A retired gynaecologist aged 85 has become the first person to go on trial in Spain over a scandal said to have involved thousands of babies being taken from their parents over decades.
Eduardo Vela is accused of abducting Inés Madrigal from her mother in 1969 and giving her to another woman, in the final years of the Franco dictatorship.
He denied signing her birth certificate and did not remember the case.
Dozens of people stood outside the Madrid court appealing for justice.
Inés Madrigal, 49, arrived at the court surrounded by supporters in yellow T-shirts bearing the word “justice”.
“This is not just my case, it has gone beyond that. The whole world knows that in this country children were stolen,” she said.
However, she made clear she did not expect the trial to reveal who her real mother was.
If convicted Dr Vela could face 11 years in jail for illegal adoption and falsifying documents. He denies wrongdoing.
What is the ‘stolen babies’ case?
Campaigners have long highlighted a secret practice of baby abductions during the dictatorship of Gen Francisco Franco which ran from 1939 to 1975.
From the late thirties children would be taken from families deemed “undesirable”, often because they were identified by the ruling fascists as Republicans. They would then be handed to couples often with links to the regime.
In 2008 investigating judge Baltasar Garzón estimated that some 30,000 children had been stolen in the period after the 1936-39 Spanish civil war.
By the 1950s it is thought that organised criminal gangs had become involved in selling infants for adoption for profit.
In 2011 two men, who revealed they had been bought by their fathers, estimated many more adoptions in Spain between 1965 and 1990 involved children taken from their biological parents without consent.
Inés Madrigal says she was abducted in 1969.
The true number of abducted children may never be known.
No answers for victims
By James Badcock, Madrid
More than 100 people who gathered outside the courtroom had come in search of answers – information that could help them locate children or parents they believe were concealed from them by a large-scale baby-snatching network.
What they got in court was an old man, hunched in his seat, his eyes closing as if with extreme tiredness. Dr Vela said he remembered virtually nothing about his 20 years at the helm of the San Ramón clinic that has given rise to dozens of stolen baby claims.
“I didn’t give any baby to anyone,” the gynaecologist mumbled. He said he had no idea what happened to the clinic’s paperwork, which has vanished.

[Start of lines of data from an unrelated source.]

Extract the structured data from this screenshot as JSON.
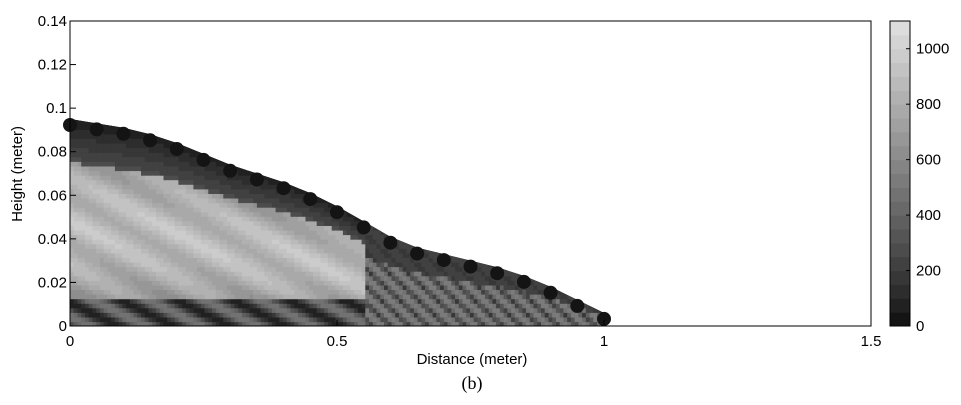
{
  "chart_data": {
    "type": "heatmap",
    "title": "",
    "caption": "(b)",
    "xlabel": "Distance (meter)",
    "ylabel": "Height (meter)",
    "xlim": [
      0,
      1.5
    ],
    "ylim": [
      0,
      0.14
    ],
    "xticks": [
      "0",
      "0.5",
      "1",
      "1.5"
    ],
    "yticks": [
      "0",
      "0.02",
      "0.04",
      "0.06",
      "0.08",
      "0.1",
      "0.12",
      "0.14"
    ],
    "colorbar": {
      "range": [
        0,
        1100
      ],
      "ticks": [
        "0",
        "200",
        "400",
        "600",
        "800",
        "1000"
      ],
      "colormap": "gray-banded"
    },
    "surface_profile": {
      "x": [
        0,
        0.05,
        0.1,
        0.15,
        0.2,
        0.25,
        0.3,
        0.35,
        0.4,
        0.45,
        0.5,
        0.55,
        0.6,
        0.65,
        0.7,
        0.75,
        0.8,
        0.85,
        0.9,
        0.95,
        1.0
      ],
      "height": [
        0.095,
        0.093,
        0.091,
        0.088,
        0.084,
        0.079,
        0.074,
        0.07,
        0.066,
        0.061,
        0.055,
        0.048,
        0.041,
        0.036,
        0.033,
        0.03,
        0.027,
        0.023,
        0.018,
        0.012,
        0.006
      ]
    }
  }
}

So much time has elapsed that the chances of a stolen baby finding their biological mother and vice versa is sadly remote.

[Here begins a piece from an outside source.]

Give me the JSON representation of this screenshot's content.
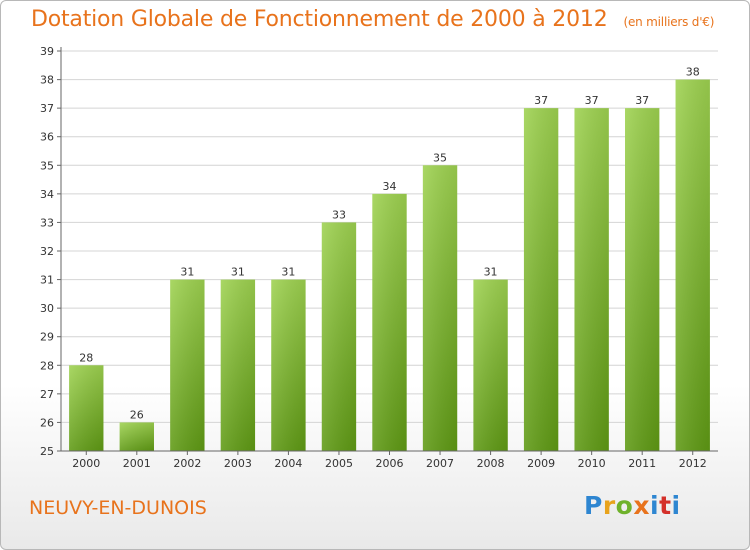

Only this week, with the spotlight back on the issue, have Spain’s main political parties promised to work together to improve victims’ access to archives, a shared DNA database and a more proactive judicial response.
Why is the Madrigal case so significant?
Hers is the only case to have gone to trial, despite thousands of other complaints being filed with the courts.
Last year, another woman was convicted of slandering a nun whom she accused of taking her from her biological mother in 1962 and handing her to an adoptive father who was a senior Franco figure.
Inés Madrigal was told by her adoptive mother that she had been adopted and, after finding out in 2010 about the emerging “stolen babies” scandal, looked into her own past.
Her adoptive mother, Inés Pérez, told a judge before she died in 2016 that Dr Vela had given her Ms Madrigal as a gift because she could not have children of her own.
Dr Vela has in the past admitted signing the birth certificate that stated Ms Pérez and her husband were the biological parents.
However, when presented with the signature on the document in court on Tuesday he responded with the words: “That is not mine.”